The Italian singer-songwriter explains his music, saying, “The core of my method derives from the consciousness of the transitory essence of the self, which is nothing but a collection of living moments which shapes different subjectivities in time.” “My desire to express the true present-self brought me to completely remove any post-editing of lyrics and music from my composing process. Such edits would come not as a stream of consciousness but as a second thought over the composition, which would distort the original expression of the self.”
In other words, Sebastian O composes music with a method James Joyce, Virginia Woolf, and Marcel Proust applied in literature – stream of consciousness, a continuous uninterrupted flow. And he does no editing after the fact. Indeed, he doesn’t memorize the lyrics. He simply reads and sings them as the song is recorded, devoid of any prior interpretation, rehearsal, or vocal control.
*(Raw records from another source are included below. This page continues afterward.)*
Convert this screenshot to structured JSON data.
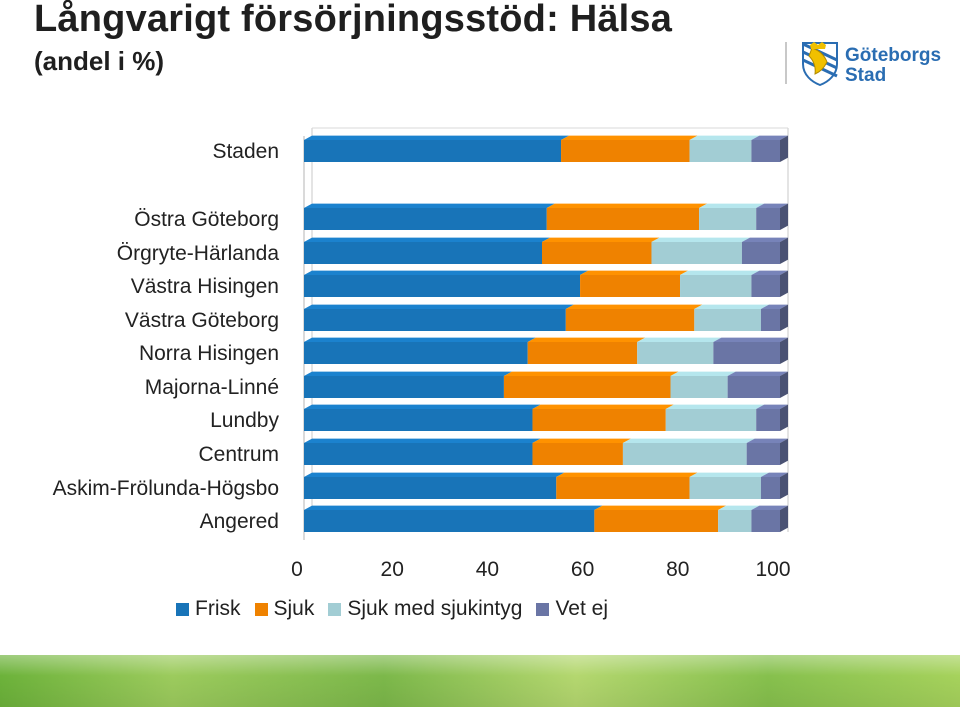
{
  "header": {
    "title": "Långvarigt försörjningsstöd: Hälsa",
    "subtitle": "(andel i %)"
  },
  "logo": {
    "line1": "Göteborgs",
    "line2": "Stad",
    "icon": "goteborg-coat-of-arms-icon"
  },
  "colors": {
    "frisk": "#1874b8",
    "sjuk": "#ef8200",
    "sjuk_med_sjukintyg": "#a2cdd4",
    "vet_ej": "#6a75a5"
  },
  "chart_data": {
    "type": "bar",
    "orientation": "horizontal",
    "stacked": true,
    "categories": [
      "Staden",
      "Östra Göteborg",
      "Örgryte-Härlanda",
      "Västra Hisingen",
      "Västra Göteborg",
      "Norra Hisingen",
      "Majorna-Linné",
      "Lundby",
      "Centrum",
      "Askim-Frölunda-Högsbo",
      "Angered"
    ],
    "series": [
      {
        "name": "Frisk",
        "values": [
          54,
          51,
          50,
          58,
          55,
          47,
          42,
          48,
          48,
          53,
          61
        ]
      },
      {
        "name": "Sjuk",
        "values": [
          27,
          32,
          23,
          21,
          27,
          23,
          35,
          28,
          19,
          28,
          26
        ]
      },
      {
        "name": "Sjuk med sjukintyg",
        "values": [
          13,
          12,
          19,
          15,
          14,
          16,
          12,
          19,
          26,
          15,
          7
        ]
      },
      {
        "name": "Vet ej",
        "values": [
          6,
          5,
          8,
          6,
          4,
          14,
          11,
          5,
          7,
          4,
          6
        ]
      }
    ],
    "xlim": [
      0,
      100
    ],
    "xticks": [
      "0",
      "20",
      "40",
      "60",
      "80",
      "100"
    ],
    "legend": "bottom",
    "grid": false
  }
}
The results of this unique and innovative technique are raw, to say the least, and less than enchanting. The tunes drag, plagued by quavering sounds, a paucity of melodic flow, and Mr. O’s wobbly voice.
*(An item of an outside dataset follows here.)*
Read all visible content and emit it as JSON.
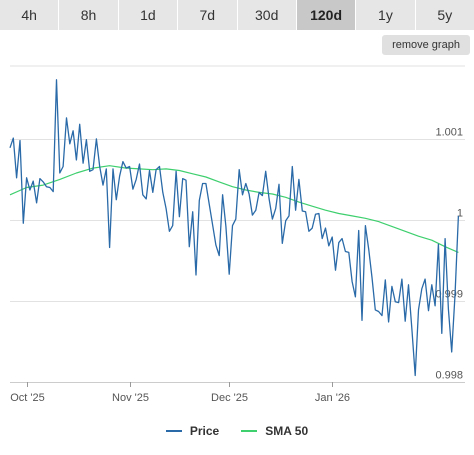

In Your Room comprises 11 tracks, each worse than the previous one. The melodies come across as atrociously amateurish, lethargic, and monotonous, barren of rhythm, as if written by a child and performed by novice musicians after three lessons.
The best song on the album, and “best” is a little extreme here, is probably his cover of The Ramones’ “I Wanna Be Sedated,” which defines how I felt listening to it. It opens with a dark guitar and Mr. O’s murmuring voice, singing softly. It increases in volume and intensity but otherwise doesn’t change much.
Sebastian O should be applauded for having the nerve to even attempt such a musical undertaking. That being said, In Your Room broadcasts in dogmatic terms the necessity for filters, editing, and rehearsals.